Monsieur Potier, je ne souhaite pas entrer dans un débat sur les indicateurs – vous connaissez bien, d'ailleurs, mon avis sur la question. Ce qui serait incitatif pour les agriculteurs, serait d'avoir une mesure de la réduction des risques et des impacts sur l'environnement, d'une part, et des indicateurs de moyens, d'autre part. C'est ce que font tous les autres pays de l'Union européenne. Nous regrettons que la France prenne toujours un chemin différent qui nous met souvent en difficulté dans nos obligations de reporting fixées par les directives européennes. Je ne dis pas que l'indicateur du plan n'a pas de sens, mais la comparaison ne doit pas se faire d'une année sur l'autre. Ce qu'il faut prendre en compte, ce sont les tendances.

Si d'autres indicateurs avaient été retenus pour évaluer les efforts des agriculteurs, on verrait que la France a été la première à mettre en place les bandes enherbées pour protéger l'eau, à contrôler les pulvérisateurs, à organiser la formation des trois-quarts des agriculteurs en cinq ans, à s'engager dans la traçabilité des produits pour les suivre de la fourche à la fourchette, et j'en passe. On parle très rarement de ce qui va bien en France. Il serait pourtant important que les agriculteurs français puissent tirer fierté de leur activité qui, à la fois, répond aux attentes légitimes de la population d'une offre diversifiée et de proximité, et reste orientée vers l'export avec des productions de qualité. C'est en France que les critères d'évaluation de mise sur le marché et d'utilisation des produits sont les plus stricts. Nous avions une longueur d'avance que l'on aurait pu mesurer si le plan Ecophyto avait utilisé les bons indicateurs.

Pour autant, je considère que le plan Ecophyto n'est pas un échec. Beaucoup a été fait, en particulier pour réduire les risques d'exposition des agriculteurs, sujet qui nous préoccupe énormément. Nous avons engagé une démarche industrielle auprès des agriculteurs pour comprendre quels pourraient être les freins au respect des conditions d'emploi des produits indiquées sur les étiquettes et pour leur apporter des solutions pragmatiques, notamment en termes d'équipements de protection.

Les experts qui sont autour de cette table pourraient apporter, je pense, un éclairage sur la distinction entre détection et contamination, dont les lanceurs d'alerte font souvent état sans apporter d'éléments sur les risques encourus par le consommateur ou l'environnement. On est capable aujourd'hui de détecter n'importe quelle substance chimique ou biologique en quantités infinitésimales ; reste à savoir quel en est le risque pour la santé. C'est pourquoi il faut bien faire la distinction entre le danger intrinsèque des substances et celui lié à leur exposition. C'est le fondement de l'évaluation au niveau européen. Partant du principe que l'on doit proposer des produits répondant aux besoins de l'agriculture, la question n'est pas de savoir comment ceux-ci doivent être mis sur le marché, mais de continuer à investir en savoir pour réduire l'exposition.

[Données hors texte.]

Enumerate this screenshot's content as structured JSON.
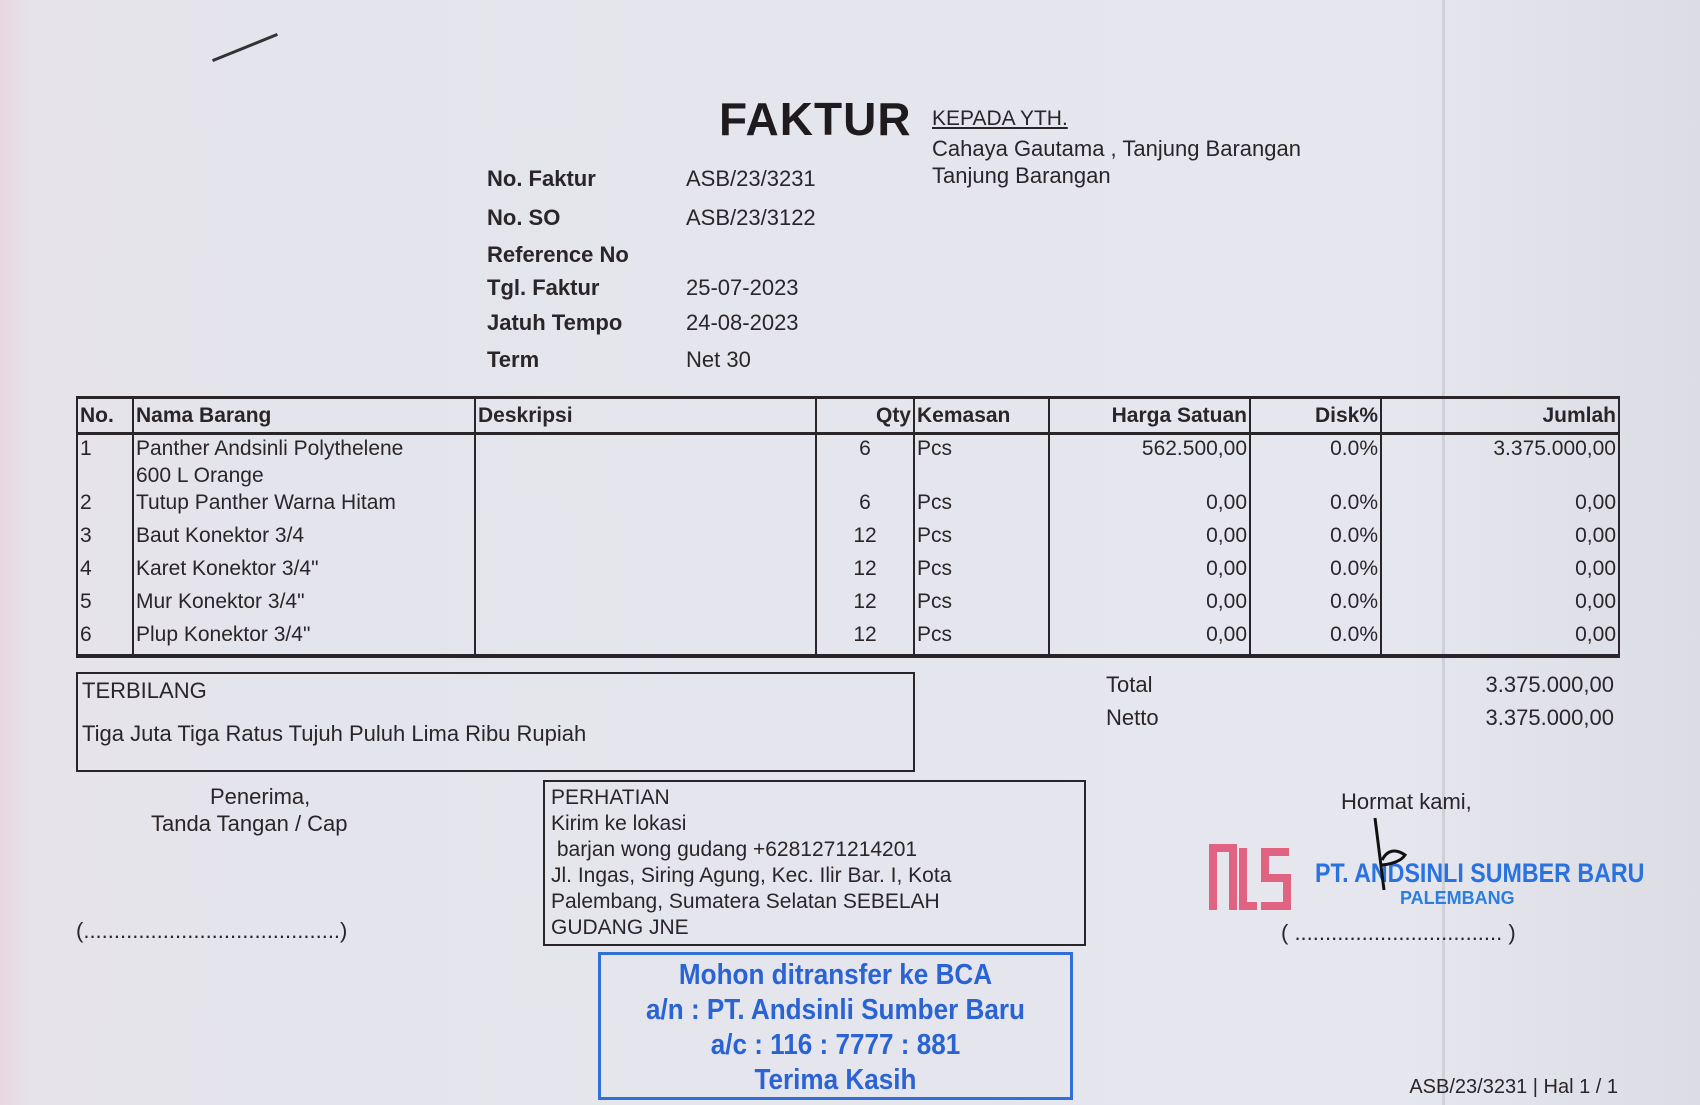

À cet égard, l'ANSES aurait pu participer à cette table ronde puisque c'est elle qui évalue les produits phytosanitaires. Chaque substance active, chaque produit est réévalué tous les dix ans. S'agissant des sept substances fléchées par l'expertise INSERM, on a demandé à l'ANSES s'il fallait devancer l'évaluation décennale. Elle n'y a pas vu de raison. En plus des nombreuses connaissances disponibles, l'ANSES associe dans ses instances l'ensemble des parties prenantes, chacune apportant son regard sur l'ensemble des risques. Elle met également en ligne tous les avis qui sont donnés sur les produits phytosanitaires. En prévision du transfert dans ses missions des AMM, elle prépare des process qui permettront aux parties prenantes d'intervenir, ce qui garantira la transparence.